Пять лет, прожили они вместе, и что бы там кто не говорил, а это был уже срок, ведь некоторые и этого не проживают, разспорятся, раздерутся, разругаются, разоср…
А Сашка был скромный и молчаливый. Скромность – это, конечно же, хорошее качество в человеке, оно всегда его украшало, но вот беда – скромность никогда не шла ему на пользу. Из-за чего Сашка Сидоров, в общем-то, и пострадал. А так, нельзя сказать, что бы он очень любил свою супругу Алину, но уважал - сильно.
Есть, знаете ли, такая категория женщин, за которых мужики насмерть держатся, клещами в них вцепляются и никогда им не изменяют, и даже иногда подарки делают, и ведь… какие подарки!? Нет, не красотой они мужика держат и не постелью… А словом, умом и разумом. Когда надо похвалят и приголубят, приласкают и скажут - Ох, какая же я была дура, если бы не вышла за тебя замуж! И как стрелой – насквозь пронзят такими словами и пробьют его сердце, сами того совсем не осознавая… И с каждым разом, с каждым таким словом привязывают они к себе мужика всё крепче и крепче. (Но это так, к слову).

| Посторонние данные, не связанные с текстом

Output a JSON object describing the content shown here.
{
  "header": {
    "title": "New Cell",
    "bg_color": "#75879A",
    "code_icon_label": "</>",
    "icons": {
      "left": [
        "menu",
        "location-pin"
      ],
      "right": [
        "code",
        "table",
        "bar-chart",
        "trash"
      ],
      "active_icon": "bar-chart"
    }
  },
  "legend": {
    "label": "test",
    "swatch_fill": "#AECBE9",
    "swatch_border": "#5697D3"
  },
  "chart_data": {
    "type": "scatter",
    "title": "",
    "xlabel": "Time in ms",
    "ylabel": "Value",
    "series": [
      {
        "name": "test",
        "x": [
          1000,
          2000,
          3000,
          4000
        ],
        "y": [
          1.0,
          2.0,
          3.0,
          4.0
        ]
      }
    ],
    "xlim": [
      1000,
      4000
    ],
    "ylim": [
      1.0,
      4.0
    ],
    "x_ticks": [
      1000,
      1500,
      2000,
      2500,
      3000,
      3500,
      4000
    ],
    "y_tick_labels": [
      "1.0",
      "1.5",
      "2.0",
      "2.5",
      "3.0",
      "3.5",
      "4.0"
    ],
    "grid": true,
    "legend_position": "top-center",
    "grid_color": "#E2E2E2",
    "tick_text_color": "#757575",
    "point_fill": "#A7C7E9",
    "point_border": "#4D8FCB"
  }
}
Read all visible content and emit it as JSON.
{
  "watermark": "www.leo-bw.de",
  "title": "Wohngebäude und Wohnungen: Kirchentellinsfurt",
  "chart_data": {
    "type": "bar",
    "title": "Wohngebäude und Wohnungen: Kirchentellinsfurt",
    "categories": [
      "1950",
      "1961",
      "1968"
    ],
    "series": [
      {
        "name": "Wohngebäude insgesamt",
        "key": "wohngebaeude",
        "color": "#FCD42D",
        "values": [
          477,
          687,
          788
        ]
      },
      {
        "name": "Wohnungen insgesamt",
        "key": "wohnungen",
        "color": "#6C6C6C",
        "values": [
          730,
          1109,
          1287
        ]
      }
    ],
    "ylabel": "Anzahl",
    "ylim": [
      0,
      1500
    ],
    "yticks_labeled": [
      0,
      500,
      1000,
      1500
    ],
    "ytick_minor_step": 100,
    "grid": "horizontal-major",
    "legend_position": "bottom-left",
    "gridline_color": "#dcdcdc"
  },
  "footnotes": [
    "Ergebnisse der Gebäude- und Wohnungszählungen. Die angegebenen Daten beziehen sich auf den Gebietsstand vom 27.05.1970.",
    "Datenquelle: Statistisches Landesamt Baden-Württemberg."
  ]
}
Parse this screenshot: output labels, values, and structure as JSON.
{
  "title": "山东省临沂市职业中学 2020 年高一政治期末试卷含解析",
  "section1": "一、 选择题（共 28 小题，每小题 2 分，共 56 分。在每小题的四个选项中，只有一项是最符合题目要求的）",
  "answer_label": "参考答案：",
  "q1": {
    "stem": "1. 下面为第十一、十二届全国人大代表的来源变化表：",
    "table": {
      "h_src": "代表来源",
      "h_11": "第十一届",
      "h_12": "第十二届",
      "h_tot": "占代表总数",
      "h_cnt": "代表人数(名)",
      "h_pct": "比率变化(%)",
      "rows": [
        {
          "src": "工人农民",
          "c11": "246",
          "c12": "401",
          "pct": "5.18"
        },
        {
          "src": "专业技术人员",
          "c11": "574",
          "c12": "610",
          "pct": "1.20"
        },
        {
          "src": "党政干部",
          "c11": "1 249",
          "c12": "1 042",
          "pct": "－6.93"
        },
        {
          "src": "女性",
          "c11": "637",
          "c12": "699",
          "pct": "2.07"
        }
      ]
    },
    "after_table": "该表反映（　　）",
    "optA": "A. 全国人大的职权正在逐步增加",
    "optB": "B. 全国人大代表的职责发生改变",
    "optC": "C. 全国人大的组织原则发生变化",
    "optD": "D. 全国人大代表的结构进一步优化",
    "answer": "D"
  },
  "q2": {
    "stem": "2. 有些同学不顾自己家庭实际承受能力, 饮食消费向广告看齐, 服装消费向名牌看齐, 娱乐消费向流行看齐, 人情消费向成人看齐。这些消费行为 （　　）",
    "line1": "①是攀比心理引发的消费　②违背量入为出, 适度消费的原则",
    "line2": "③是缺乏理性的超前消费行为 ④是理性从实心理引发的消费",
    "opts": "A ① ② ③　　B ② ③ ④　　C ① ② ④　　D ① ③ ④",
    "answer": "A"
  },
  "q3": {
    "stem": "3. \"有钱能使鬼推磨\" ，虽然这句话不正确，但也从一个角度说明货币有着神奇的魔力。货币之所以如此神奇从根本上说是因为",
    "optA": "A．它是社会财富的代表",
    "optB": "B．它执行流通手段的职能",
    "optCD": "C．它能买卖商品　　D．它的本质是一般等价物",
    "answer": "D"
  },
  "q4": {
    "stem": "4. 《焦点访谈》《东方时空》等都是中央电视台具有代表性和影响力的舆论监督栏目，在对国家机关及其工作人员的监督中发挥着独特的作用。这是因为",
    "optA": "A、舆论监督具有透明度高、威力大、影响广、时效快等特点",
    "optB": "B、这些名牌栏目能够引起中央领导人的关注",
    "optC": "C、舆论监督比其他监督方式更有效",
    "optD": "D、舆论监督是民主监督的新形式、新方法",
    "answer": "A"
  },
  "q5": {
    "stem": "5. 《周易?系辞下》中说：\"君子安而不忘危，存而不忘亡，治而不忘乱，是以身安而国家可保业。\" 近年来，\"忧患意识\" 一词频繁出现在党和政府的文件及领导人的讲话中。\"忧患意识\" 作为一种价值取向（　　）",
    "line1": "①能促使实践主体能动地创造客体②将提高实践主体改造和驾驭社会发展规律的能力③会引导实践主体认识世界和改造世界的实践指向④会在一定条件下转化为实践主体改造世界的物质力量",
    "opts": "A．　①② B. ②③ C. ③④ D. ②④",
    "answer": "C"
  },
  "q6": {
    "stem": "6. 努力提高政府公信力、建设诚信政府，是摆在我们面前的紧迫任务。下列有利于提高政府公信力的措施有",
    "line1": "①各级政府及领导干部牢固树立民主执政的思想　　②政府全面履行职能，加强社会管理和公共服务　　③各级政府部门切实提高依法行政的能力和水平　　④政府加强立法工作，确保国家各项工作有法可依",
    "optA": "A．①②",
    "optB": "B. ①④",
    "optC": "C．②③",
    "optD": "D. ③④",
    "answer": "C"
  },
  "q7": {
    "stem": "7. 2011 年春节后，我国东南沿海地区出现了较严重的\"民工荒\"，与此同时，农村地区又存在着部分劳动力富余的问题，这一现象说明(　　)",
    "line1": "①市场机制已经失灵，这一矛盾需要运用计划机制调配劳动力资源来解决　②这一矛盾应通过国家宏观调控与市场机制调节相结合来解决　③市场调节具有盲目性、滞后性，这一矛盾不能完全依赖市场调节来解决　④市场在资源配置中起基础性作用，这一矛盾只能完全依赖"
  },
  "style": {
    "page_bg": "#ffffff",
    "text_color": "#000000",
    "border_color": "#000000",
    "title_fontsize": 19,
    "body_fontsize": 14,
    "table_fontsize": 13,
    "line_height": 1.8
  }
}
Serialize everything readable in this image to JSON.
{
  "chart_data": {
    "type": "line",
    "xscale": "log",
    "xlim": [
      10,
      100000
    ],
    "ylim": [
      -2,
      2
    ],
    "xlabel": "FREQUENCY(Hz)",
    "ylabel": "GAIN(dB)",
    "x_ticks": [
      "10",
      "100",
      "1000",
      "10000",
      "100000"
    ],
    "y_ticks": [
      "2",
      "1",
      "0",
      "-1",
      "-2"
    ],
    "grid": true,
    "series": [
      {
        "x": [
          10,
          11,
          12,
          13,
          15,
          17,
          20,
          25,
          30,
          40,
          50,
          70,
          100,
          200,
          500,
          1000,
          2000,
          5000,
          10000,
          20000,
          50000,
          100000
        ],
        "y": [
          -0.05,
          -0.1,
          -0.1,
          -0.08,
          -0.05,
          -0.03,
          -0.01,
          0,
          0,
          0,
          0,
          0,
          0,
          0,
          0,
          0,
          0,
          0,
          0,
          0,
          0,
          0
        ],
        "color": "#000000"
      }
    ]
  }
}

Сашка и раньше как-то недолюбливал эти командировки, но что тут поделаешь, видать, на заводе он был – незаменим. Приходилось ему бедолаге мотаться по бесконечным просторам бывшего Советского Союза, вдоль и поперёк. Вот и на этот раз забросила его судьба аж под город Стерлитамак, а там и ещё дальше на завод в, где он отлаживал важный для промышленности прессовочный агрегат под названием "Чирик пок-пок", за звуки, которые тот издавал в работе, таким метким словом окрестили его инженеры и рабочие. Впрочем, в характере Сашки была ещё одна отличительная особенность – он не был жид от комля.
В командировке после работы по случаю, Сашка заглянул в местный комиссионный магазин, где, пошарив блуждающим взглядом по витрине, остановился почему-то на пудренице. Зацепился он за неё своим взглядом и заворожился. А пудреница была – антиквар, да с такой любовью сделана, с таким ювелирным умением, с такой точностью, что Сашке, человеку очень далёкому от разных там женских украшений и атрибутов вдруг захотелось её купить и сделать своей супруге приятное.
- Вот моя женушка-то порадуется – вдруг засветилась ярким лучиком надежда в его душе.
Да и продавщица, заметив неподдельный интерес покупателя, оторвалась от своих неотложных дел и тут же подошла к жаждущему.
- Смотрите, какая это красивая вещица… – блеснула она глазками на покупателя. - Она, совершенно случайно у нас оказалась, человеку деньги нужны срочно, а так он бы её не за что не продал. На самом деле эта пудреница гораздо больше стоит. Купите её и подарите своей жене, она сильно обрадуется? А если бы мне кто такой подарок сделал… – и продавщица, не договорив, мечтательно подняла глаза к верху и как-то так томно вздохнула…
Но и по советским деньгам пудреница стоила не мало - 450рэ. Это было ровно столько, сколько было в кармане у Сашки… на всю его десятидневную командировку вместе с подарками и возвращением домой.
- Ладно, давайте, бог с ними с деньгами, супруге порадую, нам на заводе завтра должны будут премию дать. Сашка отдал деньги продавщице, под завистливые взгляды, положив пудреницу к себе в карман, чем и остался доволен.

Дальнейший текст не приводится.